Un peu à la légère, Johannes Cabal a vendu son âme au diable. Officiellement, pour apprendre les secrets de la nécromancie ; officieusement : on ne le révèlera pas. Mais l’absence de son âme pèse tant à Cabal qu’il décide de la récupérer auprès de qui de droit. Satan ne l’entend pas de cette oreille mais, beau joueur, accepte le pari que lui propose le nécromancien. Celui-ci aura un an pour trouver cent âmes en échange de la sienne, avec, histoire de faciliter (ou de corser) les choses, un imparable moyen de séduction monté sur rails, la Fête Foraine de la Discorde. Seul problème : Cabal est d’un naturel aussi gai qu’un dimanche après-midi de novembre. Mais qu’à cela ne tienne, le nécromancien fait appel aux services de son frère Horst, devenu vampire malgré lui. Et, au cœur de la cambrousse anglaise, voilà les frères Cabal lancés sur un train d’enfer…
Comme pour toute mécanique, il y a un temps de préchauffage : les deux-trois premiers chapitres. Si passées ces cinquante premières pages, le lecteur n’accroche pas, mieux vaut descendre en chemin sans regret. S’il ne décroche pas, le voyage en vaut la peine.
Ponctué de dialogues truculents, de clins d’œil aussi réjouissants qu’irrévérencieux (citons pour seul exemple ces bandits dont le chant de guerre vient de Necronomicon : The Musical…), Johannes Cabal est susceptible de provoquer chez le lecteur neurasthénique une crispation spasmodique de ses muscles zygomatiques. Mais pas seulement, car l’auteur tire aussi des cordes autres que l’humour absurde, aidé en cela par le personnage de Cabal, aussi détestable qu’at-tachant.
Ces qualités parviennent (presque) à faire oublier les défauts du roman.
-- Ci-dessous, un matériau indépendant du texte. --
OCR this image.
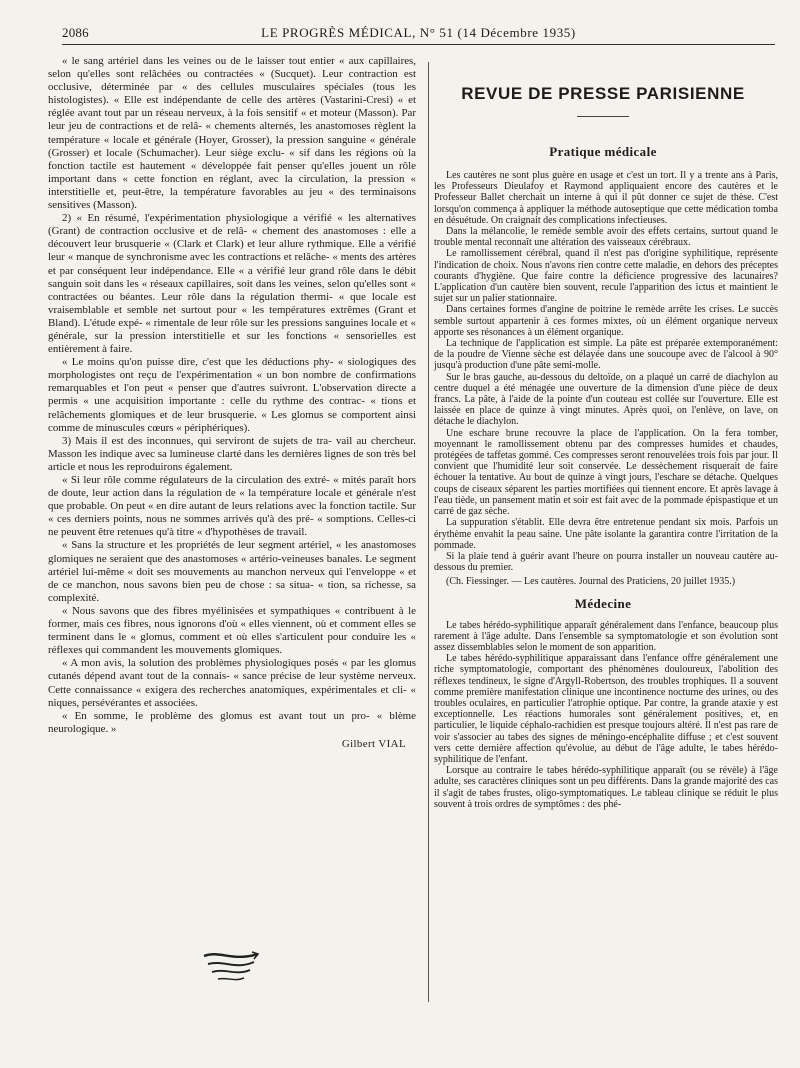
2086	LE PROGRÈS MÉDICAL, N° 51 (14 Décembre 1935)

« le sang artériel dans les veines ou de le laisser tout entier « aux capillaires, selon qu'elles sont relâchées ou contractées « (Sucquet). Leur contraction est occlusive, déterminée par « des cellules musculaires spéciales (tous les histologistes). « Elle est indépendante de celle des artères (Vastarini-Cresi) « et réglée avant tout par un réseau nerveux, à la fois sensitif « et moteur (Masson). Par leur jeu de contractions et de relâ- « chements alternés, les anastomoses règlent la température « locale et générale (Hoyer, Grosser), la pression sanguine « générale (Grosser) et locale (Schumacher). Leur siège exclu- « sif dans les régions où la fonction tactile est hautement « développée fait penser qu'elles jouent un rôle important dans « cette fonction en réglant, avec la circulation, la pression « interstitielle et, peut-être, la température favorables au jeu « des terminaisons sensitives (Masson).

2) « En résumé, l'expérimentation physiologique a vérifié « les alternatives (Grant) de contraction occlusive et de relâ- « chement des anastomoses : elle a découvert leur brusquerie « (Clark et Clark) et leur allure rythmique. Elle a vérifié leur « manque de synchronisme avec les contractions et relâche- « ments des artères et par conséquent leur indépendance. Elle « a vérifié leur grand rôle dans le débit sanguin soit dans les « réseaux capillaires, soit dans les veines, selon qu'elles sont « contractées ou béantes. Leur rôle dans la régulation thermi- « que locale est vraisemblable et semble net surtout pour « les températures extrêmes (Grant et Bland). L'étude expé- « rimentale de leur rôle sur les pressions sanguines locale et « générale, sur la pression interstitielle et sur les fonctions « sensorielles est entièrement à faire.

« Le moins qu'on puisse dire, c'est que les déductions phy- « siologiques des morphologistes ont reçu de l'expérimentation « un bon nombre de confirmations remarquables et l'on peut « penser que d'autres suivront. L'observation directe a permis « une acquisition importante : celle du rythme des contrac- « tions et relâchements glomiques et de leur brusquerie. « Les glomus se comportent ainsi comme de minuscules cœurs « périphériques).

3) Mais il est des inconnues, qui serviront de sujets de tra- vail au chercheur. Masson les indique avec sa lumineuse clarté dans les dernières lignes de son très bel article et nous les reproduirons également.

« Si leur rôle comme régulateurs de la circulation des extré- « mités paraît hors de doute, leur action dans la régulation de « la température locale et générale n'est que probable. On peut « en dire autant de leurs relations avec la fonction tactile. Sur « ces derniers points, nous ne sommes arrivés qu'à des pré- « somptions. Celles-ci ne peuvent être retenues qu'à titre « d'hypothèses de travail.

« Sans la structure et les propriétés de leur segment artériel, « les anastomoses glomiques ne seraient que des anastomoses « artério-veineuses banales. Le segment artériel lui-même « doit ses mouvements au manchon nerveux qui l'enveloppe « et de ce manchon, nous savons bien peu de chose : sa situa- « tion, sa richesse, sa complexité.

« Nous savons que des fibres myélinisées et sympathiques « contribuent à le former, mais ces fibres, nous ignorons d'où « elles viennent, où et comment elles se terminent dans le « glomus, comment et où elles s'articulent pour conduire les « réflexes qui commandent les mouvements glomiques.

« A mon avis, la solution des problèmes physiologiques posés « par les glomus cutanés dépend avant tout de la connais- « sance précise de leur système nerveux. Cette connaissance « exigera des recherches anatomiques, expérimentales et cli- « niques, persévérantes et associées.

« En somme, le problème des glomus est avant tout un pro- « blème neurologique. »

Gilbert VIAL

REVUE DE PRESSE PARISIENNE
Pratique médicale

Les cautères ne sont plus guère en usage et c'est un tort. Il y a trente ans à Paris, les Professeurs Dieulafoy et Raymond appliquaient encore des cautères et le Professeur Ballet cherchait un interne à qui il pût donner ce sujet de thèse. C'est lorsqu'on commença à appliquer la méthode autoseptique que cette médication tomba en désuétude. On craignait des complications infectieuses.

Dans la mélancolie, le remède semble avoir des effets certains, surtout quand le trouble mental reconnaît une altération des vaisseaux cérébraux.

Le ramollissement cérébral, quand il n'est pas d'origine syphilitique, représente l'indication de choix. Nous n'avons rien contre cette maladie, en dehors des préceptes courants d'hygiène. Que faire contre la déficience progressive des lacunaires? L'application d'un cautère bien souvent, recule l'apparition des ictus et maintient le sujet sur un palier stationnaire.

Dans certaines formes d'angine de poitrine le remède arrête les crises. Le succès semble surtout appartenir à ces formes mixtes, où un élément organique nerveux apporte ses résonances à un élément organique.

La technique de l'application est simple. La pâte est préparée extemporanément: de la poudre de Vienne sèche est délayée dans une soucoupe avec de l'alcool à 90° jusqu'à production d'une pâte semi-molle.

Sur le bras gauche, au-dessous du deltoïde, on a plaqué un carré de diachylon au centre duquel a été ménagée une ouverture de la dimension d'une pièce de deux francs. La pâte, à l'aide de la pointe d'un couteau est collée sur l'ouverture. Elle est laissée en place de quinze à vingt minutes. Après quoi, on l'enlève, on lave, on détache le diachylon.

Une eschare brune recouvre la place de l'application. On la fera tomber, moyennant le ramollissement obtenu par des compresses humides et chaudes, protégées de taffetas gommé. Ces compresses seront renouvelées trois fois par jour. Il convient que l'humidité leur soit conservée. Le dessèchement risquerait de faire échouer la tentative. Au bout de quinze à vingt jours, l'eschare se détache. Quelques coups de ciseaux séparent les parties mortifiées qui tiennent encore. Et après lavage à l'eau tiède, un pansement matin et soir est fait avec de la pommade épispastique et un carré de gaz sèche.

La suppuration s'établit. Elle devra être entretenue pendant six mois. Parfois un érythème envahit la peau saine. Une pâte isolante la garantira contre l'irritation de la pommade.

Si la plaie tend à guérir avant l'heure on pourra installer un nouveau cautère au-dessous du premier.

(Ch. Fiessinger. — Les cautères. Journal des Praticiens, 20 juillet 1935.)

Médecine

Le tabes hérédo-syphilitique apparaît généralement dans l'enfance, beaucoup plus rarement à l'âge adulte. Dans l'ensemble sa symptomatologie et son évolution sont assez dissemblables selon le moment de son apparition.

Le tabes hérédo-syphilitique apparaissant dans l'enfance offre généralement une riche symptomatologie, comportant des phénomènes douloureux, l'abolition des réflexes tendineux, le signe d'Argyll-Robertson, des troubles trophiques. Il a souvent comme première manifestation clinique une incontinence nocturne des urines, ou des troubles oculaires, en particulier l'atrophie optique. Par contre, la grande ataxie y est exceptionnelle. Les réactions humorales sont généralement positives, et, en particulier, le liquide céphalo-rachidien est presque toujours altéré. Il n'est pas rare de voir s'associer au tabes des signes de méningo-encéphalite diffuse ; et c'est souvent vers cette dernière affection qu'évolue, au début de l'âge adulte, le tabes hérédo-syphilitique de l'enfant.

Lorsque au contraire le tabes hérédo-syphilitique apparaît (ou se révèle) à l'âge adulte, ses caractères cliniques sont un peu différents. Dans la grande majorité des cas il s'agit de tabes frustes, oligo-symptomatiques. Le tableau clinique se réduit le plus souvent à trois ordres de symptômes : des phé-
Bâti comme une aventure picaresque, où chaque chapitre est un épisode indépendant, il n’en néglige pas moins quelques enjeux exposés au début ou passe de manière assez expéditive sur d’autres (tel le rassemblement des cent futurs damnés), afin de se consacrer davantage à la fin du voyage et le moment où Cabal doit rendre ses comptes à Satan. Dommage que cela arrive si vite, car la folle équipée du nécromancien à travers une campagne anglaise hors du temps est des plus agréables à suivre — pour le lecteur, s’entend. Johannes Cabal se situe quelque part entre la série La Caravane de l’étrange, en moins métaphysique, et Faust, en plus amusant.
Alors ? Si Johannes Cabal est un individu que toute personne sensée fuirait comme la peste, ça n’est heureusement pas le cas de ce livre, d’autant que le bouquin est fort joliment présenté à l’extérieur comme à l’intérieur.